Sampai kelas 4 SR, Budiyanto tak bisa membaca. Hanya menulis dan berhitung. Signalong yang dikembangkannya lebih banyak menggunakan satu isyarat untuk satu kata, bukan satu isyarat untuk satu huruf.
SHABRINA PARAMACITRA, Surabaya, Jawa Pos
SIANG itu Budiyanto kecil berjalan pulang dari sekolah menuju rumahnya di Sleman, Jogjakarta. Sesampai di depan rumah, dia menghentikan langkah, tak langsung masuk.
Anyaman gedek yang menyelimuti orang-orang dan seisi rumah itu membuat suara obrolan dari dalam rumah terdengar sayup-sayup ke telinga Budi. ’’Wis, adikmu ojok kok takoni munggah opo ora munggah. Sing penting dekne gelem sekolah (Sudah, adikmu jangan ditanyai naik kelas atau tidak. Yang penting dia mau sekolah, Red).’’
’’Itu suara simbok,’’ batin Budi. ’’Kok simbok ngomong begitu?’’ tanyanya dalam hati yang mulai kelu mendengar kalimat sang ibu.

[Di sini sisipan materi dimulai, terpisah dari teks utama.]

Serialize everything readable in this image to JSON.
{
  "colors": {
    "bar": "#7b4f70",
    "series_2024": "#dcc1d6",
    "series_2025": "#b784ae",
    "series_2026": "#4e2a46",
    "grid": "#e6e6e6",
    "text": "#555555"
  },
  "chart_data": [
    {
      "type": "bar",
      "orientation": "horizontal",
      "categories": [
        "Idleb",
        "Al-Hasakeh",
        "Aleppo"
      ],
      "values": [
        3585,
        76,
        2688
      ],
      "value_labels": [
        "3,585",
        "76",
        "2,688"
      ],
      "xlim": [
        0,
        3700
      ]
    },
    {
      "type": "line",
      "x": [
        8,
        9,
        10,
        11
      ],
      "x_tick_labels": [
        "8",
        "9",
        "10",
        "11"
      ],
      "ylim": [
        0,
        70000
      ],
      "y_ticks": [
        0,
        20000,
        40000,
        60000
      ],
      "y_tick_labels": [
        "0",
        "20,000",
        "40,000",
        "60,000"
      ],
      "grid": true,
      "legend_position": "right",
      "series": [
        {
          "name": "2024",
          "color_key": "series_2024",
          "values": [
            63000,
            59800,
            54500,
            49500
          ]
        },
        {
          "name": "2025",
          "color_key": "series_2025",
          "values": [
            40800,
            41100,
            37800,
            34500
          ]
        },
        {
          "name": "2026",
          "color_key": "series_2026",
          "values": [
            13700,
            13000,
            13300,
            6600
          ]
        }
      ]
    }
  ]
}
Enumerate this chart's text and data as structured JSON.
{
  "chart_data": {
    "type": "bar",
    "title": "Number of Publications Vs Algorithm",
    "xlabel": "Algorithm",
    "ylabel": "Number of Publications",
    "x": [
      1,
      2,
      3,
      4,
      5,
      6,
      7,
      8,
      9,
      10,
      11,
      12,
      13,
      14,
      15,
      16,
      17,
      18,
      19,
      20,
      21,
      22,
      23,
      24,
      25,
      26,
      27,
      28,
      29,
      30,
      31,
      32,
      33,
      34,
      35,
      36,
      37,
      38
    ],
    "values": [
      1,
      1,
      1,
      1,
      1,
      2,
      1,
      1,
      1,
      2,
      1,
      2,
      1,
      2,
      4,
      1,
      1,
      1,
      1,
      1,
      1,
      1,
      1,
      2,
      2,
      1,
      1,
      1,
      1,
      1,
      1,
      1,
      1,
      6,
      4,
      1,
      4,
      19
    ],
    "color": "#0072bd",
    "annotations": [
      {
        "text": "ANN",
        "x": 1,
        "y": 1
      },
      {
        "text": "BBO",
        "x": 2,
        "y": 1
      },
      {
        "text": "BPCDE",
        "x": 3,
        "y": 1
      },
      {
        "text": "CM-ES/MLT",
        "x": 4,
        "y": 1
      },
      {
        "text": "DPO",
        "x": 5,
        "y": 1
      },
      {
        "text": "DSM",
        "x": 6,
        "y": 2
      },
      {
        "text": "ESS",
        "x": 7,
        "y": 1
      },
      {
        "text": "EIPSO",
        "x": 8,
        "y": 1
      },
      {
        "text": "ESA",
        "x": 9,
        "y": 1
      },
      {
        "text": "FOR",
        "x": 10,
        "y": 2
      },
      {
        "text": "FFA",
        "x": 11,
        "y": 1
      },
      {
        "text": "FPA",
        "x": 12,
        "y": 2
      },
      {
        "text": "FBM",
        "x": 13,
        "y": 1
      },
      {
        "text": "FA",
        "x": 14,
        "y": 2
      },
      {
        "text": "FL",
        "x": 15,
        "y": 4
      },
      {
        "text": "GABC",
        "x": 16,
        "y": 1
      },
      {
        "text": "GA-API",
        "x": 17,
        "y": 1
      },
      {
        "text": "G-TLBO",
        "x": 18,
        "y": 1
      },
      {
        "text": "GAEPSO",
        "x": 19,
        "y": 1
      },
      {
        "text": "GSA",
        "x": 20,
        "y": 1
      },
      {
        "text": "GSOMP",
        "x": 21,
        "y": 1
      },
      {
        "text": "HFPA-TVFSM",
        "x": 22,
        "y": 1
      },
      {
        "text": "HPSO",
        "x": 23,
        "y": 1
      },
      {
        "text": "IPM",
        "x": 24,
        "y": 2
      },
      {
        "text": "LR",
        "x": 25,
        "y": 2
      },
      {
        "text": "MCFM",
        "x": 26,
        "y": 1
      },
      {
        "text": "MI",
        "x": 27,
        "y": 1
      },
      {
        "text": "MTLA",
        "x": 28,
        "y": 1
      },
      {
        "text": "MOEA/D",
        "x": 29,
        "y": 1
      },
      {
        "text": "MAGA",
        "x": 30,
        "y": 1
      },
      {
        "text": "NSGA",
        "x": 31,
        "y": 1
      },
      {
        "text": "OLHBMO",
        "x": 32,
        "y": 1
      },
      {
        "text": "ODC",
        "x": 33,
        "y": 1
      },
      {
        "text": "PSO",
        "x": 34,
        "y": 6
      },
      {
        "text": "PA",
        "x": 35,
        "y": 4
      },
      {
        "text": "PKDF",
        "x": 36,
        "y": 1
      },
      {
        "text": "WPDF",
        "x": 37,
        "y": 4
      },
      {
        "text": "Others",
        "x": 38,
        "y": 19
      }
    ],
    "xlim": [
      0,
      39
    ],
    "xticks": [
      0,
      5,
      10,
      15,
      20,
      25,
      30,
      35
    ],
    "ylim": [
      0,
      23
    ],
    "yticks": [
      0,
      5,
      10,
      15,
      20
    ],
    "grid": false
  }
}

Budi lantas melangkah masuk ke rumah. Perasaannya begitu tercabik-cabik melihat simboknya, Sugiyem, ngobrol bertiga dengan kakak-kakaknya, Wajinem dan Tugiyati. Rupanya, keluarganya sendiri menganggap Budi adalah anak yang bodoh. Padahal, sepengetahuan Budi, studinya di Sekolah Rakyat (SR/setingkat SD sekarang) Krisan, Banyurejo, cukup baik dan lancar-lancar saja.
Dada Budi pun sesak. Pelupuk matanya sebak. Tetesan air bening mengalir dari ujung mata anak kecil itu, membasahi siang yang begitu terik dan bolong.
Ingatan peristiwa saat Budi duduk di kelas 4 SR itu sangat membekas di hatinya. Budi mengakui, sampai kelas 4 SR, dirinya memang tak bisa membaca.
Bisanya hanya menulis dan berhitung. Namun, dengan segenap usaha untuk belajar, pada kelas 6, dia sukses melewati ujian negara dan berhasil lulus dari SR. Dari 40 siswa, hanya 3 orang yang dinyatakan lulus. Budi salah satunya.
Budi pun melanjutkan pendidikan ke jenjang berikutnya. Namun, mentalnya telanjur terguncang akibat peristiwa di siang bolong itu, saat dia masih kelas 4 SR.
Barulah saat mengenyam pendidikan di Sekolah Guru Pendidikan Luar Biasa (SGPLB) Jogjakarta, Budi menemukan fakta baru. Di sekolah setara perguruan tinggi itu, dia mendapati bahwa dirinya pernah mengalami kesulitan belajar.
’’Saya menderita specific learning difficulties. Itu adalah kesulitan belajar anak di bidang reading (membaca), writing (menulis), dan arithmetic (aritmetika). Nah, saya kesulitan dalam bidang reading,’’ kata Budi kepada Jawa Pos Jumat pekan lalu (25/9).